The Adventurous Road to the 2011 CUFF Trailer
Apr 15, 2011
By Kevin Lau
This year, the CU Film Festival trailer fell down a rabbit hole. The road to the trailer was a long and adventurous one for co-writer/director Robin Pattinson--what began as an inspiring pitch on paper morphed into four months of labor intensive dedication, a team of twenty collaborators, over 1000 hand drawn frames, all for one and a half minutes. "I would definitely do it again," Pattinson said, while taking a much needed break in Central Park.

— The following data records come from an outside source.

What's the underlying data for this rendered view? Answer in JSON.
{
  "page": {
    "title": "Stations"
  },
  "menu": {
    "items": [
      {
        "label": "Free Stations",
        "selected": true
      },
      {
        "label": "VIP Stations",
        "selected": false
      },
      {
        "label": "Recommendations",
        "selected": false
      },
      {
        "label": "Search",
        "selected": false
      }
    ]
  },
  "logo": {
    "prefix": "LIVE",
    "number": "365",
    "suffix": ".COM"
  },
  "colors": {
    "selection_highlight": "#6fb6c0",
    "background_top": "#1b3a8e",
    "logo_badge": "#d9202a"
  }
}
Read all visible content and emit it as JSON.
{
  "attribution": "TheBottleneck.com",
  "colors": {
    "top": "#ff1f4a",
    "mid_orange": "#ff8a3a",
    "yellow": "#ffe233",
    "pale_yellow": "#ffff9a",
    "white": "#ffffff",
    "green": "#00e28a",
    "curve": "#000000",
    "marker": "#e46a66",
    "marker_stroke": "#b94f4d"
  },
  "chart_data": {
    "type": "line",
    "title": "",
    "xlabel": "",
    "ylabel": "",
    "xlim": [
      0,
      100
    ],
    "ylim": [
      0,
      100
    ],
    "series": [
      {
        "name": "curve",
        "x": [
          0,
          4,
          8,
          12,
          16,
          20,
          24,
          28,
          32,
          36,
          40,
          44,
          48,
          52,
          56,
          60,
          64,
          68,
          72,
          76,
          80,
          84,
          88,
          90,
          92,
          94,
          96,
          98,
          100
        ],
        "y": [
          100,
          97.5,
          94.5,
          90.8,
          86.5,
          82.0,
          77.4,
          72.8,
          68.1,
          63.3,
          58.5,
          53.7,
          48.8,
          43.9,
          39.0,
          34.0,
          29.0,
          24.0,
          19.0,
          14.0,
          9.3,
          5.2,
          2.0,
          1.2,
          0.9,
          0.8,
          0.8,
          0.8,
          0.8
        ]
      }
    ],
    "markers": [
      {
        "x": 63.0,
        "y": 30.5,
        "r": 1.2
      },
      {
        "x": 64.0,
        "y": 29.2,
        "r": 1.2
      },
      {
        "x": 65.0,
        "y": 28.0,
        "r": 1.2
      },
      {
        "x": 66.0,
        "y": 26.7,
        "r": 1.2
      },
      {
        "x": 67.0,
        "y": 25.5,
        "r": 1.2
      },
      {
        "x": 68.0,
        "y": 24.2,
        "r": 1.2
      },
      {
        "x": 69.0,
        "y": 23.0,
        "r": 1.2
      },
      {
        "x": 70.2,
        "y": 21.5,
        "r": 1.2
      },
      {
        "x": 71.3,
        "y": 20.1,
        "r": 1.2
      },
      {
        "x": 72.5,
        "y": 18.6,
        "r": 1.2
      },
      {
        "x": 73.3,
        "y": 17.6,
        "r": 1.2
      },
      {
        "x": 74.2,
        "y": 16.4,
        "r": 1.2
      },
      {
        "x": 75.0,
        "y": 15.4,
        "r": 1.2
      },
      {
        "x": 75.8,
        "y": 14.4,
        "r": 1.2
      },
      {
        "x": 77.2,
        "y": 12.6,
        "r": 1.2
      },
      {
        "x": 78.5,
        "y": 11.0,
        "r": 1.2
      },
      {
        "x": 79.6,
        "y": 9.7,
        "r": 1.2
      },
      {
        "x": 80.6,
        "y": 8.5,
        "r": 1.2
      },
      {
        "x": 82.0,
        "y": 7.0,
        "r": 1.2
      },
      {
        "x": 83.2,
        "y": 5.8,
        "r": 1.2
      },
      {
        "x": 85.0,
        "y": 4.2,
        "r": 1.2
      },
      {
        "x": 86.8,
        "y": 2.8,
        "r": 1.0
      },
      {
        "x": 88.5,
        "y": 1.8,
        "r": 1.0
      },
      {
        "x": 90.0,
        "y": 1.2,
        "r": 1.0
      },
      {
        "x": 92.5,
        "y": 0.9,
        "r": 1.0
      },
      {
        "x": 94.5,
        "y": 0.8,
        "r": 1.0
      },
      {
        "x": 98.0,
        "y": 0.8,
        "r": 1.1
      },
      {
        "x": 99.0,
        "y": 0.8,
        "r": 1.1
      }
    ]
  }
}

For several years now, the CU Film Festival trailer has been an amazing opportunity for a Columbia MFA film student to showcase their creativity to thousands of people in Times Square, at the festival itself, and online through the website. It just so happens that this year, for the first time, a first-year MFA candidate was selected to spearhead the project. "We looked at previous year's trailers to get a sense of how to generate excitement about the festival," Pattinson said. "Then we thought of ways to take people through a story or fable to recreate the experience of going to a short film festival."

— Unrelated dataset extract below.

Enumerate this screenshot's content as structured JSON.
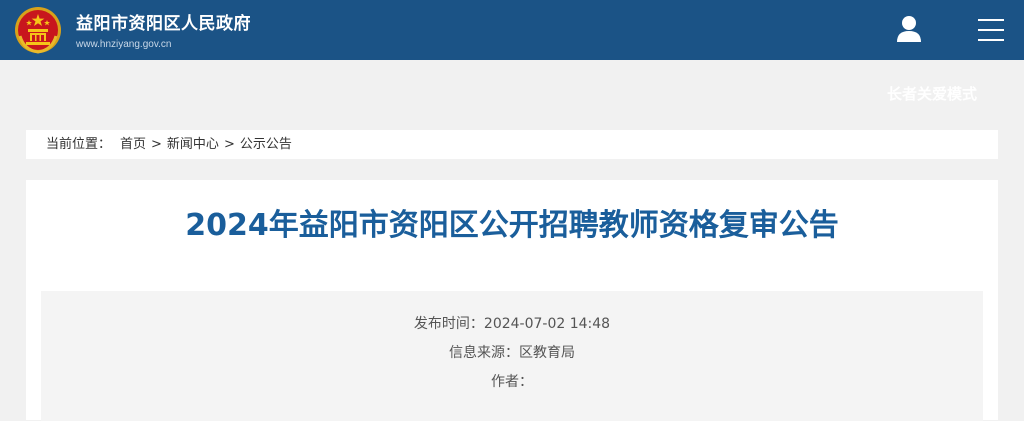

What followed was an ode to Alice in Wonderland, a trailer concept that involved live-action sequences, green screen capturing, rotoscoping, and animation. "We were lucky the idea was so concise," he said. "Because some shots had four elements to them, an on-location shot, a green screen shot, computer generated shot, and animation. It was so labor intensive. Sometimes, one part would be done and another part wouldn't, so you had to wait for every aspect, and that pushed us right up to the line in getting it done."
Pattinson, a directing concentrate, credited much of the success to his creative team, the majority of which are first and second year MFA candidates. "Columbia is generally known as a school for narrative," he said. "But it was all people from school that did those amazing things, like those incredible special effects, compositing, graphic design, animation. That has nothing to with screenwriting, these people just had those amazing skills."

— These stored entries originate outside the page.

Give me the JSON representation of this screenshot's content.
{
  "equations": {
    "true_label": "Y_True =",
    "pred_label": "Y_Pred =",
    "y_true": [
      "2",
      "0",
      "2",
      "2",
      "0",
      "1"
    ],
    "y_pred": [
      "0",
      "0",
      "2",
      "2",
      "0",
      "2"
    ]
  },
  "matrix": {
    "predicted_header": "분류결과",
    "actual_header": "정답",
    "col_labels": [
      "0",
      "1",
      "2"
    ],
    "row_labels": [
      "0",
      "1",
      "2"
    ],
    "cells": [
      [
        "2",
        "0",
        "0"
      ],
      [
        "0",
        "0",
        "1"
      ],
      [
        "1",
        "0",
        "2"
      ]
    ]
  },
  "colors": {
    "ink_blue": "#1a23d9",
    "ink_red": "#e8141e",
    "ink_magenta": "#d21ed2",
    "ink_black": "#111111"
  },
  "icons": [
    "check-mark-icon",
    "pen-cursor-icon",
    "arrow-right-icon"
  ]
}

Pattinson was extremely thankful for his creative collaborators: co-writer Keola Racela, producer Jacey Heldrich, co-producers Brian Birch, JP Wakayama Carey, Director of Photography Fernando Frias, Assistant Director Avram Dodson, Animation Coordinator Oded Naaman, Animator Benjy Brooke, Special Effects Stian Hafstad, and a host of animators and designers. "If you weren't at film school, you would never be able to make a thing like this for $1000," he said. "We had so many people working on it. Obviously, I owe a lot of favors."
Pattinson, Racela, Naaman, and Andrew Ellmaker, all students, were mainly responsible for the rotoscoping seen in the trailer. "We did every keyframe by hand, 24 frames per second," he said. "It worked out at over 1000 frames for about 35 seconds. All hand drawn."
In addition to student support, the music heard in the trailer was made possible by a grant from the American Society of Composer, Authors, and Publishers. The ASCAP Foundation is dedicated to nurturing the music talent of tomorrow, preserving the legacy of the past and sustaining the creative incentive for today's creators through a variety of educational, professional, and humanitarian programs and activities which serve the entire music community. ASCAP provided a composer for the trailer, along with an orchestra for recording. "One of the best parts of the project for me was the ASCAP scoring session," he said. "When you go into the studio and there's ten, fifteen, super talented professional musicians playing a song just for your movie, it's unbelievable."
The trailer will be running on screens in Times Square through the end of the festival, which promises a different viewing experience of the trailer. "We have eight different screens that can all play independently of each other," he said. "I can't wait for you guys to see it. When the guy flies through the poster, all of the screens in Times Square turn off, and you just see him fall from the top of the building. No one's ever had all the screens in Times Square turn off. If you treat the audience with intelligence instead of constantly bombarding them, when you put your message up hopefully they'll actually listen."
The trailer can be seen online here, in Times Square, and preceding every program of all the festival screenings.